Predictive maintenance refers to the set of techniques used to determine the operational condition of a system and estimate the maintenance time frame using predictive models. This helps reduce the operational costs of maintenance and prevent untimely failures which could lead to extended downtimes.
An important aspect of predictive maintenance is failure prediction using historical data. Analysis of sensor and telemetry data can be used to predict the Time-To-Failure (TTF) of a system which allows for the planning of a maintenance schedule. This is particularly useful for aircraft manufacturers and operators.
The aim of this exercise is to describe the usage of statistical learning techniques to historical sensor measurement data to predict the future failures of engines. Machine learning techniques can be used to establish relationships between sensor measurements and historical failures. The goal is to make the following predictions:
- The Time-To-Failure (TTF) of an engine.
- Classify whether an engine will fail in a given time period.
The data used for this exercise is a subset of a larger dataset generated by Microsoft and consists of run-to-failure scenarios for a number of aircraft engines. The following data files were provided for building the predictive maintenance models:
- train_selected.csv - contains the historical sensor measurements and failure data for multiple engines over cycles of operation
- test_selected_ttf.csv - contains the historical sensor measurements and failure data for multiple engines at a randomly selected cycle of operation. This will be used to quantify the accuracy of the models.
In order to achieve the goals of the exercise supervised learning techniques will be used to establish relationships between sensor measurements and historical failures. The two requirements of the problem will be formulated as follows:
- Regression models to predict the continuous dependent variable TTF
- Binary classification models to predict whether an engine will fail in a given time period.
As per our analysis, non-linear models outperformed the linear model for the regression task. Polynomial regression and Random Forest models had similar performance on the test dataset.
The Random Forest model took a significant amount of time to train due to the number of hyperparameters whereas the linear and polynomial regression models were trained in a short time. Both the non-linear models show a certain amount of overfitting. For the random forest model, the model can be tuned further to reduce the overfitting whereas for the polynomial regression model, a lower degree can be used, but it reduces the performance the model. Overfitting can also be reduced by increasing the size of the dataset.
The assumptions regarding the performance improvement by using sensors S1 and S3 along with CYCLE and setting an upper threshold for TTF also hold true for all the models. Using the TTF from when degradation actually started gives the optimal results.
While performing binary classification, the Random Forest model had the largest area under the ROC curve. Logistic regression had a better precision than other models while Naive Bayes model had the best recall.
It can be observed that for higher thresholds, Random Forest has better precision than the other models but lower recall. This can be seen in the precision-recall curves. At the selected thresholds, Naive Bayes model has the highest maintenance capacity. A change in thresholds can increase the maintenance capacity but with observable effects on the performance metrics.
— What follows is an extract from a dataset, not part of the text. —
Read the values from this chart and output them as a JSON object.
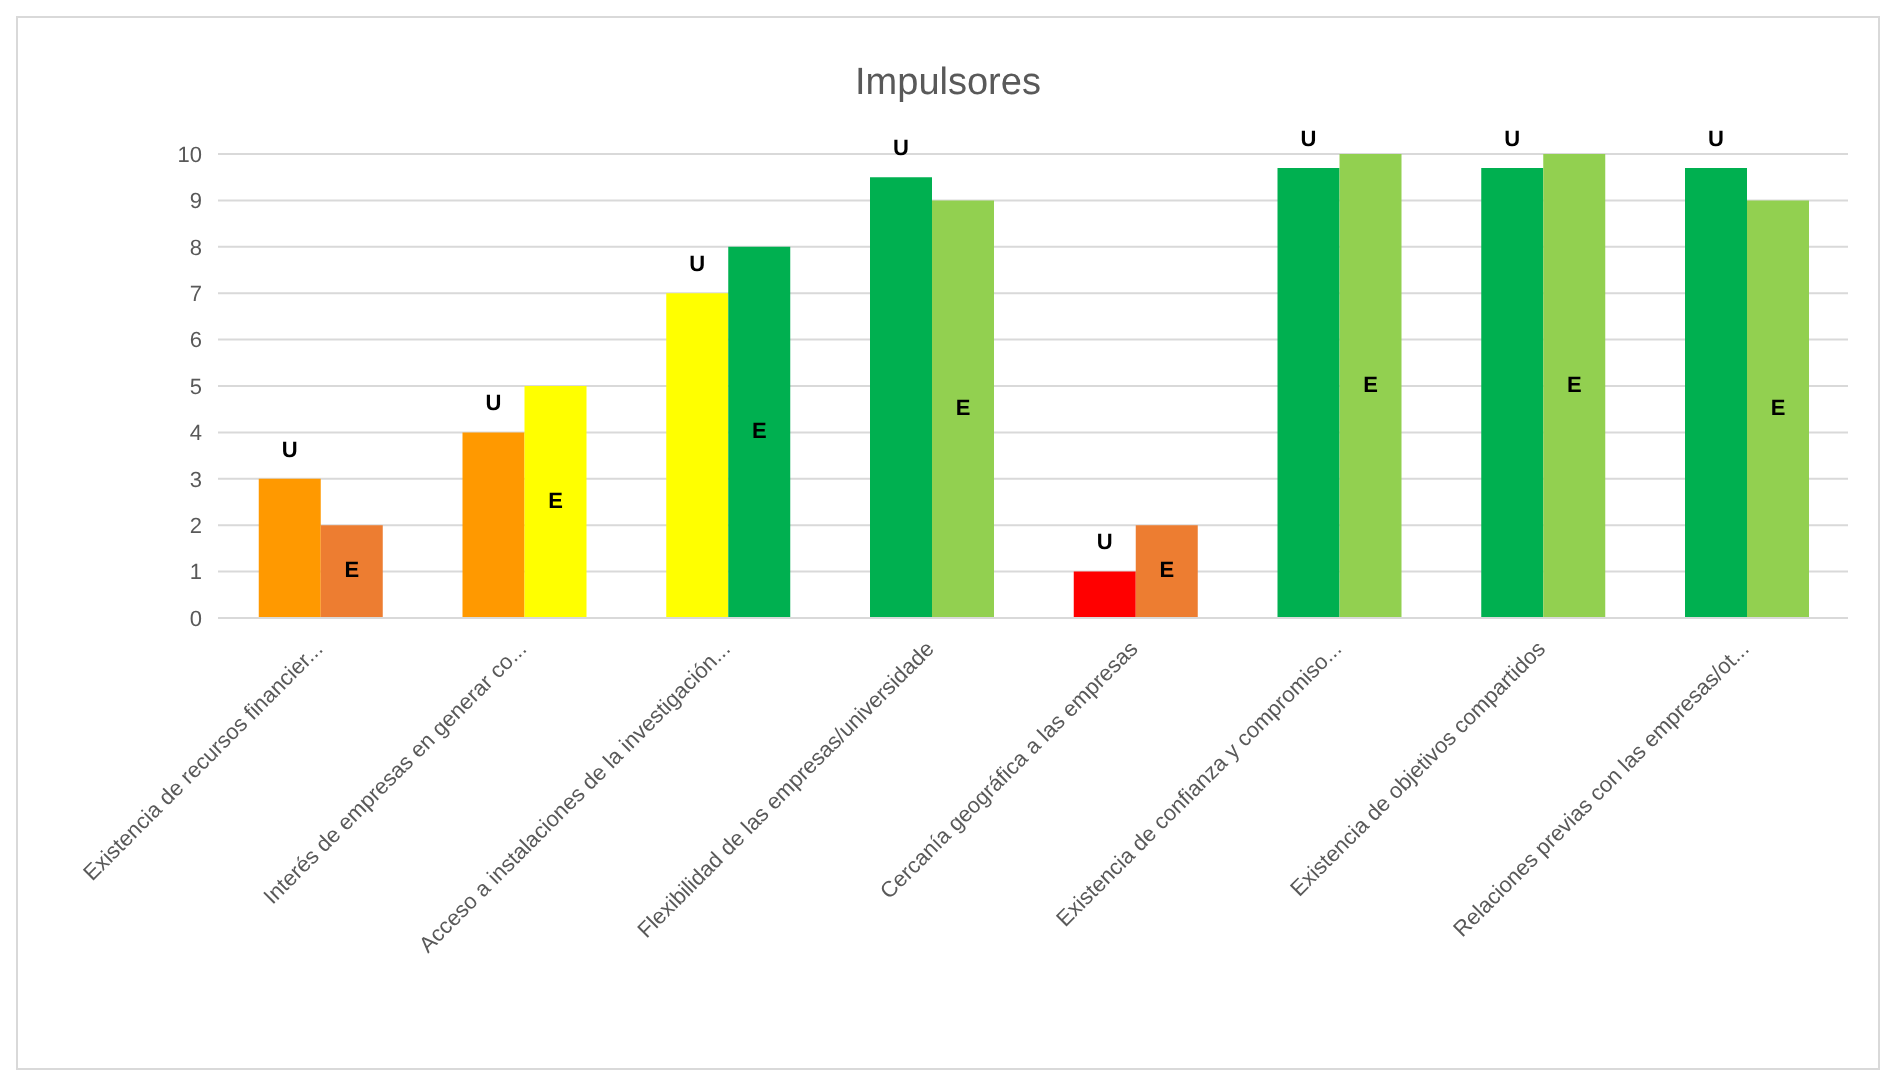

In this document, regression and classification models were used for failure analysis for predictive maintenance. Regression models were used to estimate the time to failure (TTF) and classification models were used to predict if an aircraft will fail in a given period. Multiple models were assessed, and the document covers the quantitative analysis of the results. Possible extensions and improvements to the approach are:
- Smoothing the sensor measurements to reduce the effect of noise and make faults more distinguishable.
- Modelling the regression problem as time series analysis and adding distributed lags to the data (Zhang et al., 2018).
- Usage of ARIMA models for forecasting failure of the aircrafts (Yang et al., 2017).
- Employing deep learning techniques such as CNN and LSTM (Hermawan et al., 2020) along with self- organizing maps. (Chen et al., 2007).